Jumping Jacks
- Start in a standing position, with feet together and arms down at your side.
- Jump your feet apart and raise your straight arms outward and up towards your head.
- Jump feet back together and lower arms to your side, then repeat.
Forward Lunge
- Start in a standing position with feet together and arms on your hips for balance.
- Step forward with one foot and lower your hips towards the ground, making sure to keep your front knee over your ankle.

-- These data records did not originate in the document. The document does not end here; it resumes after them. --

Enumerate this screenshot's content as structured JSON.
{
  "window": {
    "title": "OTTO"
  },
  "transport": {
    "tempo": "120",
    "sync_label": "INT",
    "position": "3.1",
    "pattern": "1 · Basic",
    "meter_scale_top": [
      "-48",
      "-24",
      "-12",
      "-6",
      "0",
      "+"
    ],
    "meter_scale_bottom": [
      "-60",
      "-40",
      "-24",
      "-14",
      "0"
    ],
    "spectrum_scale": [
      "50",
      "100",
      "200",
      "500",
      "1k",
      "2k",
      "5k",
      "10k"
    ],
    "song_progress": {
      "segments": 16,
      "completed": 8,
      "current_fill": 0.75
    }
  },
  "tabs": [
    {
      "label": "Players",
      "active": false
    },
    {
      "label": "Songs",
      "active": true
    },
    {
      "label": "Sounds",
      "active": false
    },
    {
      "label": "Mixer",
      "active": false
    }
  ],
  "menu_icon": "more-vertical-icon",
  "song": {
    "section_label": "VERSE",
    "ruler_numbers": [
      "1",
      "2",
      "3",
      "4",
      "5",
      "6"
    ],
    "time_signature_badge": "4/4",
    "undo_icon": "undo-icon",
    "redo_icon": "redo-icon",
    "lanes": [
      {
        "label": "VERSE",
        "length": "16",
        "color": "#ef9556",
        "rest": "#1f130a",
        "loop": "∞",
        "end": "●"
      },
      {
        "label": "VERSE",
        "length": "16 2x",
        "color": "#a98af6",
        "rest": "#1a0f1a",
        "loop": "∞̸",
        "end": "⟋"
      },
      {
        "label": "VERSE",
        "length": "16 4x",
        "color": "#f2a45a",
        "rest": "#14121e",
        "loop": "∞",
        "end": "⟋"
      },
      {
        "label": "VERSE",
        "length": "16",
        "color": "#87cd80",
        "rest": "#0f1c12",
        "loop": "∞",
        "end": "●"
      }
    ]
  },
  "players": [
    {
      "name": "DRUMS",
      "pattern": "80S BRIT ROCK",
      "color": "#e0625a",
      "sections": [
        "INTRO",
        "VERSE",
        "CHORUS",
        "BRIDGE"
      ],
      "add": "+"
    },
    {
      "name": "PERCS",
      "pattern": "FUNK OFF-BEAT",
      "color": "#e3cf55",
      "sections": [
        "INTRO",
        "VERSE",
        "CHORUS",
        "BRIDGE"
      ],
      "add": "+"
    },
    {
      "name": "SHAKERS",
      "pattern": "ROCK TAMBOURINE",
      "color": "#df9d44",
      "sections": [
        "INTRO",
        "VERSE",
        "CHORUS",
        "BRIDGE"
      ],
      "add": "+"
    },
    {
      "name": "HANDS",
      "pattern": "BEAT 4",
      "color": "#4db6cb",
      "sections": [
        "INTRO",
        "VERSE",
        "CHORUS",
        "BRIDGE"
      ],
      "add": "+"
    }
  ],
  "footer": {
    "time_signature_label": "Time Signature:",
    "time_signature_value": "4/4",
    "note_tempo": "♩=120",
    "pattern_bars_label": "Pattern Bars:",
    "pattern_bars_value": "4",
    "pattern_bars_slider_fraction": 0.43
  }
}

The back knee should come close to the floor, but should not touch it.
- Push your weight into the heel of your front foot and return to a standing position with both feet together.
Plank
- Start by laying on your stomach, with palms facing down and elbows at your side.
- Push up onto your forearms, using your core muscles to keep your hips off the ground.
- Hold this position for 30 seconds, making sure to keep the back, hips, and legs in a straight line. Your elbows should be on the floor and under your shoulders.
- Return to a resting position, then repeat.
Side Plank
- Start by laying on your side with your forearm on the ground, your elbow underneath your shoulder, and your legs straight.
- Raise your hips off the floor using your oblique (side abdominal) muscles.
- Hold this position for 30 seconds, lower your hips to the resting position and then repeat on the other side.
Squat
(infielder squat)
- Start in a standing position, with feet apart - just wider than your shoulders.
- Squat down, pushing your weight into your heels and keeping your knees over your feet.
- Squat down until your fingertips touch the floor, as if you are fielding a ball in baseball/softball.
- Push back up to a standing position, keeping your weight in your heels. Repeat.
Chest Busters
- Start in a standing position with arms down at your sides.
- As you squat down, bring your arms behind you.
- Swing your arms forward and jump off the floor by bringing your knees up towards your chest.
- Land softly on both feet. Repeat.
Push up
- Start with arms straight and palms facing forward on the ground. Make sure your back and legs are in a straight line, with only your hands and toes on the ground.
- Bend your elbows and lower down towards the ground, keeping your body straight.
- Come back up by pushing your hands into the floor until your arms are straight again.
Split Jumps
- Start in a forward lunge position, with your right leg forward and your left arm bent at your side and in front of you.
- Push straight up off the floor and switch your forward leg and arm while in the air.
- Land softly in a lunge position, with the left leg forward and the right arm bent in front of you.
Mountain Climbers
- Start in a push up position.
- Keep one leg straight and bring the opposite knee in towards your chest.
- Straighten the bent knee as you bring the opposite knee in towards your chest.
- Repeat and alternate bending the left leg and right leg.
Quick Feet
- Start in an athletic position, with knees slightly bent and weight forward.
- Arms are bent at your sides.
- Raise one foot off the floor at a time as fast as your can, alternating left and right.